Unnamed: 0,hourly_mean_differences,weekly_mean_differences
TV,0,0.039506
fan,0,0.0
fridge,0,104.031088
radio,0,0.049708
rice_cooker,0,0.201183


In [6]:
import numpy as np
survey_copy = survey.copy(deep=True)

# use dictionaries to facilitate 
hour_differences = {}
week_differences = {}

for app in ['TV', 'radio', 'fridge', 'fan', 'rice_cooker']:
    # generate column labels for each appliance
    wk_col = 'app_{}_per_wk'.format(app)
    hr_col = 'app_{}_hrs'.format(app)
    energy_col = 'daily_{}_energy'.format(app)
    weekly_hr_col = 'weekly_{}_hrs'.format(app)
    
    # look at hourly values before and after
    hr_mean_uncorrected = survey_copy[hr_col].mean()
    survey_copy[hr_col] = survey_copy[hr_col].where(survey_copy[hr_col].isnull() | (survey_copy[hr_col] <= 24), np.nan)
    hr_mean_corrected = survey_copy[hr_col].mean()
    hour_differences[app] = hr_mean_uncorrected - hr_mean_corrected
    
    # look at weekly values before and after
    wk_mean_uncorrected = survey_copy[wk_col].mean()
    survey_copy[wk_col] = survey_copy[wk_col].where(survey_copy[wk_col].isnull() | (survey_copy[wk_col] <= 7), np.nan)
    wk_mean_corrected = survey_copy[wk_col].mean()
    week_differences[app] = wk_mean_uncorrected - wk_mean_corrected
    
    # ensure data is in range
    assert(all(survey_copy[wk_col]) <= 7)
    assert(all(survey_copy[wk_col]) >= 0)
    assert(all(survey_copy[hr_col]) <= 24)
    assert(all(survey_copy[hr_col]) >= 0)

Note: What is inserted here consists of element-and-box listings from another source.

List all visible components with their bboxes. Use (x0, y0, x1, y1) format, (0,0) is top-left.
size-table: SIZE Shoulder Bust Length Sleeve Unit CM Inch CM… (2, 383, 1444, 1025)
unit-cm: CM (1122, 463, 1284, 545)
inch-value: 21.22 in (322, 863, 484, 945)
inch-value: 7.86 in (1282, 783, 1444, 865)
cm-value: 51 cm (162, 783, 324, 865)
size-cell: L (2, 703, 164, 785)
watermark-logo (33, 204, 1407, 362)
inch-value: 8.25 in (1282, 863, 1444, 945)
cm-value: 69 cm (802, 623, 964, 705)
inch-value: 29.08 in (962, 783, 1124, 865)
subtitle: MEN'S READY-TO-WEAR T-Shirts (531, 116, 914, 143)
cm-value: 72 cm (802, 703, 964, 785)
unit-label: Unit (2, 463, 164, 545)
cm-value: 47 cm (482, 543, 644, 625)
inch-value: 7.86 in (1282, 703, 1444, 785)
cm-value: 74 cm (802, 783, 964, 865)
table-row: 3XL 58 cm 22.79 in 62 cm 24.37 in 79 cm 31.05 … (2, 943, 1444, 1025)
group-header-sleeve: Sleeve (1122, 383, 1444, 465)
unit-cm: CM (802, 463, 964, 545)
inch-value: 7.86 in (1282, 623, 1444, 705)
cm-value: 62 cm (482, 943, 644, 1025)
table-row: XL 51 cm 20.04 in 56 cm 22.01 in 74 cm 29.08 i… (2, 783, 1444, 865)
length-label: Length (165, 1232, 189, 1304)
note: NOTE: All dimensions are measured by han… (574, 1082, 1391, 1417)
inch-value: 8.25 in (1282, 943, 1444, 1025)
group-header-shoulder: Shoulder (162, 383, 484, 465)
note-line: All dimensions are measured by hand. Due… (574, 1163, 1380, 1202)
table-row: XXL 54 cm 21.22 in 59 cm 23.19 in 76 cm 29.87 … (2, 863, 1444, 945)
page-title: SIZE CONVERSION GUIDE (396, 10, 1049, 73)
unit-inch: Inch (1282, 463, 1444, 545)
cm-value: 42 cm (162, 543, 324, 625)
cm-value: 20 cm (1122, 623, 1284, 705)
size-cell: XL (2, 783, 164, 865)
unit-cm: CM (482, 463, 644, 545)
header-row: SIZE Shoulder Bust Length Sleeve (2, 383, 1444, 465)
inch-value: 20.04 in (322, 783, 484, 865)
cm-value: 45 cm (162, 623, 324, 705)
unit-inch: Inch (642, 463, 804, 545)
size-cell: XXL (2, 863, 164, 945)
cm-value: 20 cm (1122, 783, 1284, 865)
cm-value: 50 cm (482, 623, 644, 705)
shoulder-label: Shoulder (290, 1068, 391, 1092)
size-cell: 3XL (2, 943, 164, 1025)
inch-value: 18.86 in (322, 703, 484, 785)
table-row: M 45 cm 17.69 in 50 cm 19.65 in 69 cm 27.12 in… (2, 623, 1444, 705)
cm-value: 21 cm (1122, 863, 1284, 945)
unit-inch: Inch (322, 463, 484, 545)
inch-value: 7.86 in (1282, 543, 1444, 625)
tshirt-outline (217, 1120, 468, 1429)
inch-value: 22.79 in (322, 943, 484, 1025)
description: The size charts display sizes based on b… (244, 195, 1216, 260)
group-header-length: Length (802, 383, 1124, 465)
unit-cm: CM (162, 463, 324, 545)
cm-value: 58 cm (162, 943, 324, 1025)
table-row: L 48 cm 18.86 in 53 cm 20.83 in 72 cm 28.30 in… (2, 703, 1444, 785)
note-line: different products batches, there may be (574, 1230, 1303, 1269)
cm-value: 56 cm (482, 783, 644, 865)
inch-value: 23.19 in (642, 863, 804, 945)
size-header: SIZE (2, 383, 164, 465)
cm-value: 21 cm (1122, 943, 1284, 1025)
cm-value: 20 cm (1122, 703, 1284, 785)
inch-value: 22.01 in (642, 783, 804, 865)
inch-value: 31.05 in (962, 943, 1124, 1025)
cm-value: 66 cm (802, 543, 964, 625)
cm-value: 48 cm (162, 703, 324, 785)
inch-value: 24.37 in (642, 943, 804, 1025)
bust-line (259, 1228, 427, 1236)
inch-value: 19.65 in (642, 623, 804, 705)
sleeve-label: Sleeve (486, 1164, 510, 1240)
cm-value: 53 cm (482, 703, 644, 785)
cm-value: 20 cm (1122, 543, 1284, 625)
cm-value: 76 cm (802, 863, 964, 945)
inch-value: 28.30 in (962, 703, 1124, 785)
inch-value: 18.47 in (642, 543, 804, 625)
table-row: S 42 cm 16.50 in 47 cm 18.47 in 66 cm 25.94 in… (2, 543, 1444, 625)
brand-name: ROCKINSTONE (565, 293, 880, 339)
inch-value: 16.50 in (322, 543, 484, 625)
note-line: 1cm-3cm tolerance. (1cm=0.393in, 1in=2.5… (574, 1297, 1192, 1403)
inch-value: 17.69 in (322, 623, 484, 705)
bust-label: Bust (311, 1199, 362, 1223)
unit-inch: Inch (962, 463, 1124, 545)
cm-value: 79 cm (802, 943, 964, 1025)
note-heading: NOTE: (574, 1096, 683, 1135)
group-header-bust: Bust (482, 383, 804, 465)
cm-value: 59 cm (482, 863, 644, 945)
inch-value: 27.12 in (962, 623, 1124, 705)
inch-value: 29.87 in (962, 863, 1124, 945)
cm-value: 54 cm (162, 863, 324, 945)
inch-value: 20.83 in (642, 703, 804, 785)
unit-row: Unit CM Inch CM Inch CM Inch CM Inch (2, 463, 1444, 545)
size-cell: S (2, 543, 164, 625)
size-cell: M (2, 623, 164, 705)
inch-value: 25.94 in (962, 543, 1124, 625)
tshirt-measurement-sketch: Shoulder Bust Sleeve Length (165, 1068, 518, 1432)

pd.DataFrame({'hourly_mean_differences':hour_differences,
              'weekly_mean_differences':week_differences})

Unnamed: 0,hourly_mean_differences,weekly_mean_differences
TV,0,0.042926
fan,0,0.0
fridge,0,104.035244
radio,0,0.054201
rice_cooker,0,0.205152


These strategies result in very similar differences to the means.